Opinion by Del Tinsley
In the beginning at the Wyoming Livestock Roundup by: Del Tinsley
It’s been 25 years. Wow, time travels fast as we look back. The Wyoming Livestock Roundup was 18 months old when I purchased half interest in it in 1990. We had about 1,034 paid subscribers and mailed out some 1,500 complementary issues a week. Aside from partner Bill Glanz and myself, we had two full time employees. At that time, we were located in Worland.
I had always loved agriculture, and growing up in eastern Wyoming and working on ranches, I got my first ranch job the summer I turned 14. That summer, I worked for a rancher on Horseshoe Creek west of Glendo for three dollars a day, plus room and board.
In the early 1960s, I took a job with the Wyoming Stockman Farmer – a monthly based out of Cheyenne – selling advertising. About five years later, I was offered a job with The Record Stockman in Denver, Colo. It was a big change for a young man who had never spent time out of rural Wyoming. I traveled Texas, New Mexico, Arizona and Colorado, mostly, and I soon learned that Wyoming has some very good cattle. After seven years of traveling, I wanted my children to grow up in Wyoming and experience the things I did as a child. I sold my one-third interest in the Record Stockman and purchased 25 percent interest in Stockman’s Livestock Auction in Torrington where I spent the next 11 years selling commercial cattle.

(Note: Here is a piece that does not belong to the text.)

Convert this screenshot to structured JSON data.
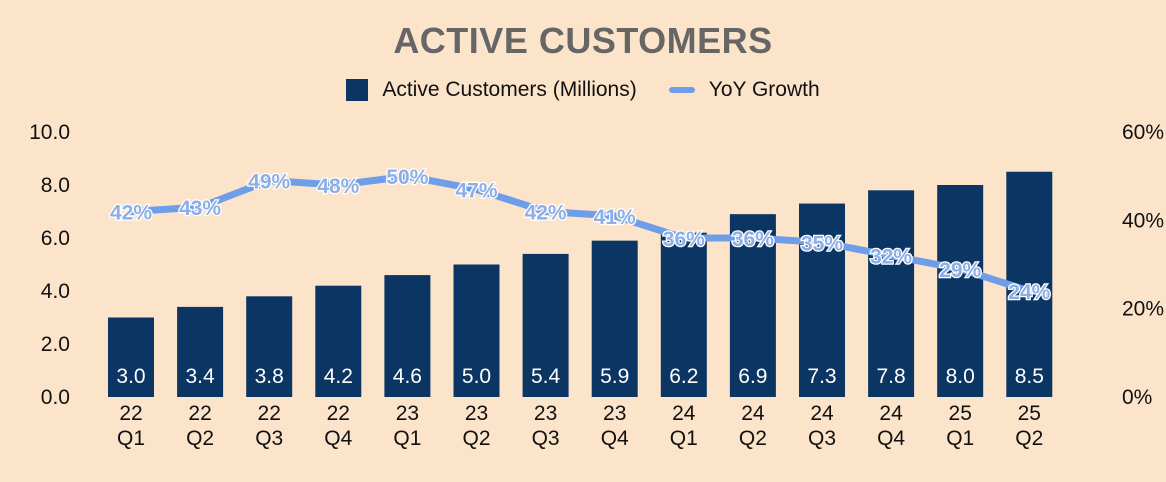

When the opportunity to purchase half interest in the Roundup came my way, I jumped all over it. After a few years, I was offered the chance to buy out my partner and later, we moved the headquarters to Casper.
If you think that technology has changed over the last 25 years at your place, just imagine how much computers, internet, cell phones and printing presses have changed in the publication business. Terms like engravings and paste-up used then have since been replaced with words like offset, scan, email and digital.
The reason the Wyoming Livestock Roundup was an instant success is the people in Wyoming agriculture who gave the publication overwhelming support. Along with FFA, 4-H, Stock Growers, Woolgrowers, UW, Farm Bureau, Conservation Districts, Hereford and Angus Associations, livestock auctions, ag banks, implement dealers and more all came on board with support.
Over the years, I had a number of people work for me. If they were good help, they always got offers from larger publications, and some of them moved on. I learned early on that if I hired someone right out of college, they needed to have an ag background and should have studied agriculture in school. It was a real great experience watching them grow in their abilities, along with great work ethic.
Change was not only in the huge in the publication technology. There was a big change during my career in the seedstock industry. In my working lifetime, we went from Herefords and a few Angus breeders to the continental breeds, and back to Angus and Herefords in a matter of about 40 years. We also saw shifts from hardly any record keeping to a string of acronyms as long as your arm.
Looking back over my publication career, the one thing I enjoyed my 15 or so years at the helm of the Wyoming Livestock Roundup was my employees and the industry people. I really miss that part of my life.
I couldn’t have found anyone better to pass the reins to than Dennis Sun, who is taking the publication to a whole new level. Thank you, Wyoming agriculture, for all your support.